CHESTER — When our souls become heavy with life’s burdens, art has the potential to soothe and solace.  Indeed, Pablo Picasso wrote, “The purpose of art is washing the dust of daily life off our souls.” That theme will be explored in an exhibit of new works by nationally and internationally renowned sculptor Gilbert Boro at the Main Street Gallery of Congregation Beth Shalom Rodfe Zedek (CBSRZ) in Chester, Conn. Boro lives and works in Old Lyme. 

Coming Together, a show highlighting works born out of Mr. Boro’s loss of his wife, is a prequel to the unveiling of the synagogue’s planned “Meditation Garden,” anticipated to open in 2020.

The “Meditation Garden” will feature a large-scale sculpture loaned from Mr. Boro’s Studio 80 Sculpture Grounds in Old Lyme, CT, a park-like setting developed in concert between Mr. Boro and his wife Emily. The original model of the loaned garden sculpture will be donated to CBSRZ.

The show has special significance for Mr. Boro because the synagogue is the repository of a Memorial Light celebrating the memory of his wife of 48 years, Emily Seward Boro. A period of sadness and depression that followed her passing in 2013 acted as a catalyst, Boro says, fueling new creativity culminating in his “Musical Master Works” and “What’s Knot to Like” series. Ten to 15 works of aluminum, steel, and copper from these series, plus a few larger pieces, will be on public display for the first time. 

The Master Works and Knot series are the latest incarnations of Boro’s visual acuity, with a touch of playfulness always present. The “Musical Master Works” series transpired after attending music performances, which fired his imagination to consider what forms and shapes the music might create. The “What’s Knot to Like” reflects the many years Boro was deeply committed to offshore racing and cruising with his wife and family.

Boro credits his interaction with CBSRZ’s designer, the celebrated artist Sol LeWitt, with firing his creative imagination at a young age. “I found LeWitt’s extensive range of artistic expression extremely stimulating,” Boro says. “He inspired me and challenged me to broaden my vision, which resulted in applying my art education to the creation of architecture. Having my sculptures exhibited here has special meaning for me.”

Photography by Christina Block Goldberg will also be part of the show. Goldberg’s captivating images give viewers a unique insight to Boro’s sculptures by zooming in for intimate inspection of the joints and details. They will be printed on thin sheets of aluminum using a dye sublimation process. 

“This exhibit is rather novel,” says the gallery’s curator, Linda Pinn, “in that to a large degree the works to be exhibited will be scale models of the work that he anticipates to place in the garden.”  The “Meditation Garden” is envisioned to draw on the therapeutic power of nature and inspiring capacity of art.  Gardens are a common respite for their calming effect. Art’s power to stimulate and transform our thoughts and beliefs make it a potential balm to sooth our minds and spirits.

Studies now conclude that exposure to creative works are an elixir for our emotions when struggling with anxiety, depression, loss, and pain.

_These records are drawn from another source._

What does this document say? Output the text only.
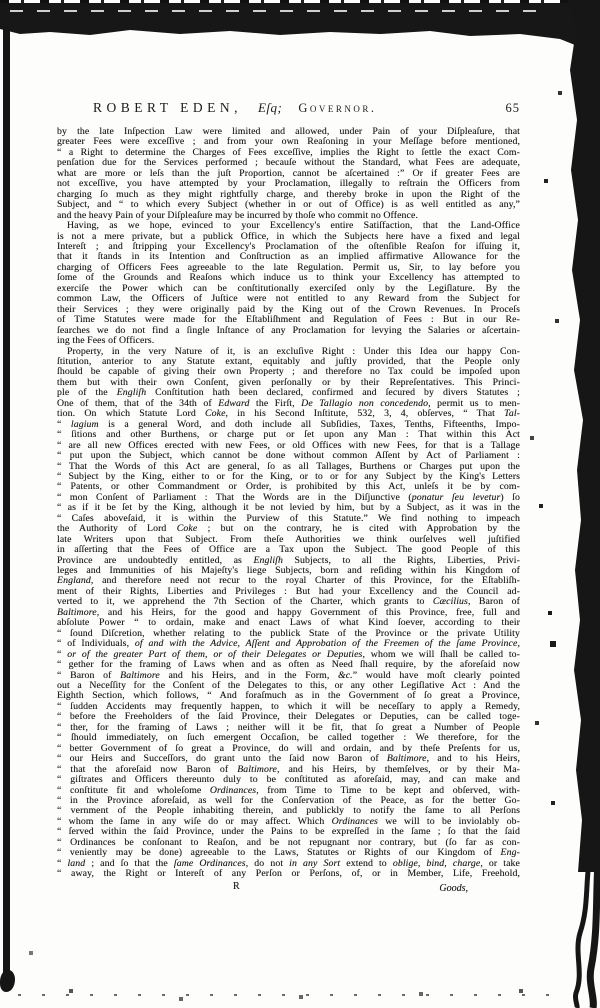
ROBERT EDEN, Eſq; Governor.	65
by the late Inſpection Law were limited and allowed, under Pain of your Diſpleaſure, that
greater Fees were exceſſive ; and from your own Reaſoning in your Meſſage before mentioned,
“ a Right to determine the Charges of Fees exceſſive, implies the Right to ſettle the exact Com-
penſation due for the Services performed ; becauſe without the Standard, what Fees are adequate,
what are more or leſs than the juſt Proportion, cannot be aſcertained :” Or if greater Fees are
not exceſſive, you have attempted by your Proclamation, illegally to reſtrain the Officers from
charging ſo much as they might rightfully charge, and thereby broke in upon the Right of the
Subject, and “ to which every Subject (whether in or out of Office) is as well entitled as any,”
and the heavy Pain of your Diſpleaſure may be incurred by thoſe who commit no Offence.
Having, as we hope, evinced to your Excellency's entire Satiſfaction, that the Land-Office
is not a mere private, but a publick Office, in which the Subjects here have a fixed and legal
Intereſt ; and ſtripping your Excellency's Proclamation of the oſtenſible Reaſon for iſſuing it,
that it ſtands in its Intention and Conſtruction as an implied affirmative Allowance for the
charging of Officers Fees agreeable to the late Regulation. Permit us, Sir, to lay before you
ſome of the Grounds and Reaſons which induce us to think your Excellency has attempted to
exerciſe the Power which can be conſtitutionally exerciſed only by the Legiſlature. By the
common Law, the Officers of Juſtice were not entitled to any Reward from the Subject for
their Services ; they were originally paid by the King out of the Crown Revenues. In Proceſs
of Time Statutes were made for the Eſtabliſhment and Regulation of Fees : But in our Re-
ſearches we do not find a ſingle Inſtance of any Proclamation for levying the Salaries or aſcertain-
ing the Fees of Officers.
Property, in the very Nature of it, is an excluſive Right : Under this Idea our happy Con-
ſtitution, anterior to any Statute extant, equitably and juſtly provided, that the People only
ſhould be capable of giving their own Property ; and therefore no Tax could be impoſed upon
them but with their own Conſent, given perſonally or by their Repreſentatives. This Princi-
ple of the Engliſh Conſtitution hath been declared, confirmed and ſecured by divers Statutes ;
One of them, that of the 34th of Edward the Firſt, De Tallagio non concedendo, permit us to men-
tion. On which Statute Lord Coke, in his Second Inſtitute, 532, 3, 4, obſerves, “ That Tal-
“ lagium is a general Word, and doth include all Subſidies, Taxes, Tenths, Fifteenths, Impo-
“ ſitions and other Burthens, or charge put or ſet upon any Man : That within this Act
“ are all new Offices erected with new Fees, or old Offices with new Fees, for that is a Tallage
“ put upon the Subject, which cannot be done without common Aſſent by Act of Parliament :
“ That the Words of this Act are general, ſo as all Tallages, Burthens or Charges put upon the
“ Subject by the King, either to or for the King, or to or for any Subject by the King's Letters
“ Patents, or other Commandment or Order, is prohibited by this Act, unleſs it be by com-
“ mon Conſent of Parliament : That the Words are in the Diſjunctive (ponatur ſeu levetur) ſo
“ as if it be ſet by the King, although it be not levied by him, but by a Subject, as it was in the
“ Caſes aboveſaid, it is within the Purview of this Statute.” We find nothing to impeach
the Authority of Lord Coke ; but on the contrary, he is cited with Approbation by the
late Writers upon that Subject. From theſe Authorities we think ourſelves well juſtified
in aſſerting that the Fees of Office are a Tax upon the Subject. The good People of this
Province are undoubtedly entitled, as Engliſh Subjects, to all the Rights, Liberties, Privi-
leges and Immunities of his Majeſty's liege Subjects, born and reſiding within his Kingdom of
England, and therefore need not recur to the royal Charter of this Province, for the Eſtabliſh-
ment of their Rights, Liberties and Privileges : But had your Excellency and the Council ad-
verted to it, we apprehend the 7th Section of the Charter, which grants to Cæcilius, Baron of
Baltimore, and his Heirs, for the good and happy Government of this Province, free, full and
abſolute Power “ to ordain, make and enact Laws of what Kind ſoever, according to their
“ ſound Diſcretion, whether relating to the publick State of the Province or the private Utility
“ of Individuals, of and with the Advice, Aſſent and Approbation of the Freemen of the ſame Province,
“ or of the greater Part of them, or of their Delegates or Deputies, whom we will ſhall be called to-
“ gether for the framing of Laws when and as often as Need ſhall require, by the aforeſaid now
“ Baron of Baltimore and his Heirs, and in the Form, &c.” would have moſt clearly pointed
out a Neceſſity for the Conſent of the Delegates to this, or any other Legiſlative Act : And the
Eighth Section, which follows, “ And foraſmuch as in the Government of ſo great a Province,
“ ſudden Accidents may frequently happen, to which it will be neceſſary to apply a Remedy,
“ before the Freeholders of the ſaid Province, their Delegates or Deputies, can be called toge-
“ ther, for the framing of Laws ; neither will it be fit, that ſo great a Number of People
“ ſhould immediately, on ſuch emergent Occaſion, be called together : We therefore, for the
“ better Government of ſo great a Province, do will and ordain, and by theſe Preſents for us,
“ our Heirs and Succeſſors, do grant unto the ſaid now Baron of Baltimore, and to his Heirs,
“ that the aforeſaid now Baron of Baltimore, and his Heirs, by themſelves, or by their Ma-
“ giſtrates and Officers thereunto duly to be conſtituted as aforeſaid, may, and can make and
“ conſtitute fit and wholeſome Ordinances, from Time to Time to be kept and obſerved, with-
“ in the Province aforeſaid, as well for the Conſervation of the Peace, as for the better Go-
“ vernment of the People inhabiting therein, and publickly to notify the ſame to all Perſons
“ whom the ſame in any wiſe do or may affect. Which Ordinances we will to be inviolably ob-
“ ſerved within the ſaid Province, under the Pains to be expreſſed in the ſame ; ſo that the ſaid
“ Ordinances be conſonant to Reaſon, and be not repugnant nor contrary, but (ſo far as con-
“ veniently may be done) agreeable to the Laws, Statutes or Rights of our Kingdom of Eng-
“ land ; and ſo that the ſame Ordinances, do not in any Sort extend to oblige, bind, charge, or take
“ away, the Right or Intereſt of any Perſon or Perſons, of, or in Member, Life, Freehold,
R	Goods,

Florence Nightingale, considered the founder of modern nursing, said that “variety of form and brilliancy of color in the objects presented to patients are an actual means of recovery.”  Combining the two in a meditation garden, says the synagogue’s art curator, Linda Pinn, is an idea that “goes beyond any specific artist or garden,” she says. “Bringing art and nature together to create a peaceful, contemplative environment where people can walk, relax, and be calm,” will be a respite to escape, recharge, and heal.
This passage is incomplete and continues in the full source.